# Protect an assistant with your own login via callbackUrl

`callbackUrl` is the field you use when a coreAI assistant should be available only to users logged into your own system. When the field is set, coreAI contacts your own URL with the user's token before the chat widget initializes, and only users your endpoint approves with HTTP 200 get to talk to the assistant. The login, the session, and the user database stay with you — coreAI does not own the logic for who is who.

## When to use callbackUrl

Use `callbackUrl` when the assistant answers from data that should not be public: customer portals, intranets, employee documents, or multi-tenant solutions where each user should only see their own. The typical recipe is that the user logs in with you, you embed the coreAI widget on a protected page, and the widget passes a token (your own session ID, a JWT, a signed one-time code — whatever you already use) that coreAI verifies against your endpoint before the chat starts.

If the assistant is meant to answer everyone visiting an open page, you don't need `callbackUrl`. Leave the field blank.

## Two ways to send the token

`callbackUrl` supports two formats, and coreAI picks the method based on how the URL is written:

- **`{TOKEN}` in the URL.** Write `https://my-system.com/validate?token={TOKEN}` and coreAI substitutes the placeholder with the user's token and calls the URL with GET (falling back to POST if GET returns 404). The placeholder can sit anywhere in the URL, including in the path: `https://my-system.com/validate/{TOKEN}` works too.
- **Bearer header.** Write a fixed URL without `{TOKEN}`, for example `https://my-system.com/api/validate`. coreAI then calls the URL with POST and adds `Authorization: Bearer <token>` (falling back to GET if POST returns 404).

Pick whichever is easier to bolt onto your existing auth stack. The bearer variant fits best when you already have a JSON API that validates tokens; the URL variant is easiest when the validator is a standalone endpoint.

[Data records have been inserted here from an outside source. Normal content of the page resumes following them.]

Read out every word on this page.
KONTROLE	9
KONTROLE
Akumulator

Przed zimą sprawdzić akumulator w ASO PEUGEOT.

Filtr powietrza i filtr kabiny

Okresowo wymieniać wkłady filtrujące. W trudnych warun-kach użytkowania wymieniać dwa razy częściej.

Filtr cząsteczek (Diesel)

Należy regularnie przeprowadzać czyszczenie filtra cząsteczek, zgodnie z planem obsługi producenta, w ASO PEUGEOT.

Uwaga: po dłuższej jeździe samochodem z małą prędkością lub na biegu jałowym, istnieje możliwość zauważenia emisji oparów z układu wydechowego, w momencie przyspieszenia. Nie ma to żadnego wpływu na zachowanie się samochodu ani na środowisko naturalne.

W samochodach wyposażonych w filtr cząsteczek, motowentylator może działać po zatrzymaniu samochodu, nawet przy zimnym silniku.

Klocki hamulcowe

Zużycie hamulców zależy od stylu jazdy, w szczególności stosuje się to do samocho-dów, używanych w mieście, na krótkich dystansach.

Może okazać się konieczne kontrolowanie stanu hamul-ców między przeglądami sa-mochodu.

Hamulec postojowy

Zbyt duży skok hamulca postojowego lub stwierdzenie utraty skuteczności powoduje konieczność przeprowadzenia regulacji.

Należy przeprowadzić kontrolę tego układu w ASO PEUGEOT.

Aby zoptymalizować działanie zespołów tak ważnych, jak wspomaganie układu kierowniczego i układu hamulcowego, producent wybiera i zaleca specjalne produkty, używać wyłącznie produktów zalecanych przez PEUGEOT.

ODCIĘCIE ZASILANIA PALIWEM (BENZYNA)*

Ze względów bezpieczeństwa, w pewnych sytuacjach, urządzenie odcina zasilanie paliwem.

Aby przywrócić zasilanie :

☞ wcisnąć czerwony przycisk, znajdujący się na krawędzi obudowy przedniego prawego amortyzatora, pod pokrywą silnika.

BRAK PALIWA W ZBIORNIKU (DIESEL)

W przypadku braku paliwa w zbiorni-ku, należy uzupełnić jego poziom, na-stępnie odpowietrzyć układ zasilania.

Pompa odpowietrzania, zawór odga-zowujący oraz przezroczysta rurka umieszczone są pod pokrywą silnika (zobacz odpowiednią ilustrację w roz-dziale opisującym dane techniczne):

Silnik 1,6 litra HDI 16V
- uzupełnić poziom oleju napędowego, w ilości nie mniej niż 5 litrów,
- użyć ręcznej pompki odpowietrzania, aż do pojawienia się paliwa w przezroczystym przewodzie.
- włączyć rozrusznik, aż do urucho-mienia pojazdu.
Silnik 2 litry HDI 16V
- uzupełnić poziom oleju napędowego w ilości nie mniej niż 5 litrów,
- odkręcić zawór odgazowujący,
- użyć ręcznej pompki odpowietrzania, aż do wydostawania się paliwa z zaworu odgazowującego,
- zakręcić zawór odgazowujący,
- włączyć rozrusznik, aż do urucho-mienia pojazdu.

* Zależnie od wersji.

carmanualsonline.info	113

## How your endpoint should respond

Your endpoint must respond HTTP 200 with a JSON body to let the user through. Anything else — 401, 403, 500, network errors — is treated as a denial, and the widget does not initialize. If the response includes a `status` field, the value must be `"success"`; anything else denies access even if the status code is 200.

The JSON response can also return one or more `external_id`s:

```json
{
  "status": "success",
  "external_id": ["customer-4711", "department-sales"]
}
```

When the field is present, coreAI locks the conversation to the data sources that match these `external_id`s in the assistant's knowledge base. This is the mechanism that makes multi-tenant portals practical: one assistant, one knowledge base, but each user only gets to see their own orders, their own organization's documents, their own content. You decide the scoping in your own endpoint — coreAI just reads the result.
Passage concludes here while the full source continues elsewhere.